Seguin had ridden alongside me, and was patting my horse on the neck with expressions of admiration.
“But why?” I asked, the remembrance of our first interview now occurring to me, “why were you so eager to possess him?”
“A fancy.”
“Can I not understand it? I think you said then that I could not?”
“Oh, yes! Quite easily, monsieur. I intended to steal my own daughter, and I wanted, for that purpose, to have the aid of your horse.”
“But how?”
“It was before I had heard the news of this intended expedition of our enemy. As I had no hopes of obtaining her otherwise, it was my design to have entered their country alone, or with a tried comrade, and by stratagem to have carried her off. Their horses are swift, yet far inferior to the Arab, as you may have an opportunity of seeing. With such an animal as that, I would have been comparatively safe, unless hemmed in or surrounded, and even then I might have got off with a few scratches, I intended to have disguised myself, and entered the town as one of their own warriors.
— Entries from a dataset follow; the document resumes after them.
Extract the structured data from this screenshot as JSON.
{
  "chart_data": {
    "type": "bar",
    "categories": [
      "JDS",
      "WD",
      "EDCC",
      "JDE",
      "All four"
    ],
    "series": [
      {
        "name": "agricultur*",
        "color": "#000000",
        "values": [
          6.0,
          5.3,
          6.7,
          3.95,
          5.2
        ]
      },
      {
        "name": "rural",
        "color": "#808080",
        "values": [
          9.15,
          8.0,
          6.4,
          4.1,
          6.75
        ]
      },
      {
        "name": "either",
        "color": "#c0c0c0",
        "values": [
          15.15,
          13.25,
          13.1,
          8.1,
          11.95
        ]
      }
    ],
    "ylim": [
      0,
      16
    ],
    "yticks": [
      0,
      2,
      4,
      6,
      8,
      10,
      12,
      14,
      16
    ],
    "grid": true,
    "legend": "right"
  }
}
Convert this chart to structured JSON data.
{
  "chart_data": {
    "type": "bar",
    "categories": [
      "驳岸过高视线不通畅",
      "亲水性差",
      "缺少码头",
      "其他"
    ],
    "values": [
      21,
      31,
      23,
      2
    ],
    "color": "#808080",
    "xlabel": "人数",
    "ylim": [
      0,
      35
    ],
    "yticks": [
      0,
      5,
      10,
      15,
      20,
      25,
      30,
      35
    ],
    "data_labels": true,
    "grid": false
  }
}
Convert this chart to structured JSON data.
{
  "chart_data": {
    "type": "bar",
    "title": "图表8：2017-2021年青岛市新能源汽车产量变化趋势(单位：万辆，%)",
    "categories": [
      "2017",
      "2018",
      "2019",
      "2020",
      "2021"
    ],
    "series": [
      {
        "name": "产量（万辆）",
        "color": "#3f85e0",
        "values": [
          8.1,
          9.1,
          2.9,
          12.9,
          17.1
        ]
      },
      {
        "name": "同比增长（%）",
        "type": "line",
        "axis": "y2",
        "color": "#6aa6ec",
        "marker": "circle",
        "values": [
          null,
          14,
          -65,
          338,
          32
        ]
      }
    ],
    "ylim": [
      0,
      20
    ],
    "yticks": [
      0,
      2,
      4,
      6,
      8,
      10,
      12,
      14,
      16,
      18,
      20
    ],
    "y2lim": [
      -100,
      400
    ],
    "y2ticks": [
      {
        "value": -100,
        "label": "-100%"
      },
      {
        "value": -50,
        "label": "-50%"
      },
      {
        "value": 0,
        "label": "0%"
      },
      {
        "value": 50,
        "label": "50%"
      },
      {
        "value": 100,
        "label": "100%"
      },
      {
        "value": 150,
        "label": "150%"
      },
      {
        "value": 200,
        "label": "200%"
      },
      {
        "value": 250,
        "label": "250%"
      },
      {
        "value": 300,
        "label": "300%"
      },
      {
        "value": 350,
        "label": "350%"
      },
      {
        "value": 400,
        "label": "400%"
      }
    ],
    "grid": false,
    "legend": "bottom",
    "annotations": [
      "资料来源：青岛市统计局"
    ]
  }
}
I have long been master of their language.”
“It would have been a perilous enterprise.”
“True! It was a dernier ressort, and only adopted because all other efforts had failed; after years of yearning, deep craving of the heart. I might have perished. It was a rash thought, but I, at that time, entertained it fully.”
“I hope we shall succeed now.”
“I have high hopes. It seems as if some overruling providence were now acting in my favour. This absence of her captors; and, besides, my band has been most opportunely strengthened by the arrival of a number of trappers from the eastern plains. The beaver-skins have fallen, according to their phraseology, to a ‘plew a plug,’ and they find ‘red-skin’ pays better. Ah! I hope this will soon be over.”
And he sighed deeply as he uttered the last words.
We were now at the entrance of the gorge, and a shady clump of cotton-woods invited us to rest.
“Let us noon here,” said Seguin.
We dismounted, and ran our animals out on their trail-ropes to feed. Then seating ourselves on the soft grass, we drew forth the viands that had been prepared for our journey.